Argentine rock idol Charly García and the former leader of the British group The Police, Sting, announced on Monday a collaboration that will see the light of day in October 2025.
“I’m doing it my way,” Garcia wrote in a post shared with Sting’s official account on the social network Instagram.
The release includes a video of a still shot of a window and street light filtering into an apartment through an American blind. With the overwhelming sound of traffic in the background, the video announces, “Charly García & Sting. October 2025.”
According to the local press, the collaboration between the two would result in a joint song, which would be released during the first days of next month.
The publication of both on Instagram quickly got almost fifty thousand ‘likes’ and more than two thousand comments, including one from Sting himself, who called Garcia “brother”, and others from musicians like Fito Paez and Pedro Aznar.
During Sting’s last visit to Buenos Aires, last February, he shared with García a chat in the dressing room and then a dinner with friends.

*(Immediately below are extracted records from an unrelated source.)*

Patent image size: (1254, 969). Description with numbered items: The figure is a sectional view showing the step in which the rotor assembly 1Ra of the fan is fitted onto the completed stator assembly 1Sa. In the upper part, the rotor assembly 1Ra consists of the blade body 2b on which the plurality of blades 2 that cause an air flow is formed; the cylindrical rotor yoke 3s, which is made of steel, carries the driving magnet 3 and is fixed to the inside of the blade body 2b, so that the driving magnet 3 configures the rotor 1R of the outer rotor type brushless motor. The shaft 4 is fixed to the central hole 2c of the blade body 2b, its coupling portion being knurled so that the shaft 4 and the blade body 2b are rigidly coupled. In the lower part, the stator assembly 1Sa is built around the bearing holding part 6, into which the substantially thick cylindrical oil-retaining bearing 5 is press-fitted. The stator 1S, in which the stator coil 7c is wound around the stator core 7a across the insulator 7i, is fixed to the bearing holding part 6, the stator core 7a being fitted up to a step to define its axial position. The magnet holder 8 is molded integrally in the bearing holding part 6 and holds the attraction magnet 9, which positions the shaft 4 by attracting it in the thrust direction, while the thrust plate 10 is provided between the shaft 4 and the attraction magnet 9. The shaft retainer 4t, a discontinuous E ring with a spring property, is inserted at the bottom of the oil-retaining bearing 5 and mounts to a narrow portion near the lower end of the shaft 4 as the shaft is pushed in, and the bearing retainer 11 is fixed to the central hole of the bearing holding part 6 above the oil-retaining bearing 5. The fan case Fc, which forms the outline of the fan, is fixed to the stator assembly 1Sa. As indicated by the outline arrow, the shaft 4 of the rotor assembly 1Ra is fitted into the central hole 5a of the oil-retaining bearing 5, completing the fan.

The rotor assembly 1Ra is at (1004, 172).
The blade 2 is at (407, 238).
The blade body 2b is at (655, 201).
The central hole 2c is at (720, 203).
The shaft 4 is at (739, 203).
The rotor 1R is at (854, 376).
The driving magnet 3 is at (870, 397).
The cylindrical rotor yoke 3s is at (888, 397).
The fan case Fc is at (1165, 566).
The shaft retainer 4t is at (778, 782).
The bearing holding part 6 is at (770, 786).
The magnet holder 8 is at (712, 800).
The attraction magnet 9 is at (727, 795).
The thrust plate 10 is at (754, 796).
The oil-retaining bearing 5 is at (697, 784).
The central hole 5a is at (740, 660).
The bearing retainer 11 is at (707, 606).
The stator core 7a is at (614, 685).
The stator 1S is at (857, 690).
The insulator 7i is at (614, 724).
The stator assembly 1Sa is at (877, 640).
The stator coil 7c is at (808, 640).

Charly García in complicity with Sting

The meeting took place within the framework of the Sting 3.0 tour, a series of intimate shows in which the Briton reviews the greatest hits of his career in the company of guitarist Dominic Miller and drummer Chris Maas.
Throughout his career, Sting pushed the boundaries of musical innovation, with songs such as ‘Roxane’, ‘Message in a Bottle’, ‘Walking on the Moon’, ‘So Lonely’, ‘Englishman in New York’ and ‘Every Breath you Take’.
Recognized for his groundbreaking work as a solo artist and as the lead singer and songwriter of the group The Police, he won 17 Grammy Awards and sold 100 million albums worldwide.
In 1988, Sting and Garcia shared the stage on Amnesty International’s Human Rights Now tour.
García, author of historic songs such as ‘Demoliendo hoteles’, ‘Rezo por vos’ and ‘Nos siguen pegando abajo’, has dozens of studio albums behind him, among them fundamental pieces of Latin American rock such as ‘Clics modernos’ (1983) and ‘Say No More’ (1996).
Last month, reported Agencia EFE, the Argentine musician was awarded an honorary doctorate by the University of Buenos Aires (UBA), which noted that “Charly García was a key figure in the Argentine, Latin American and Hispanic rock movement”.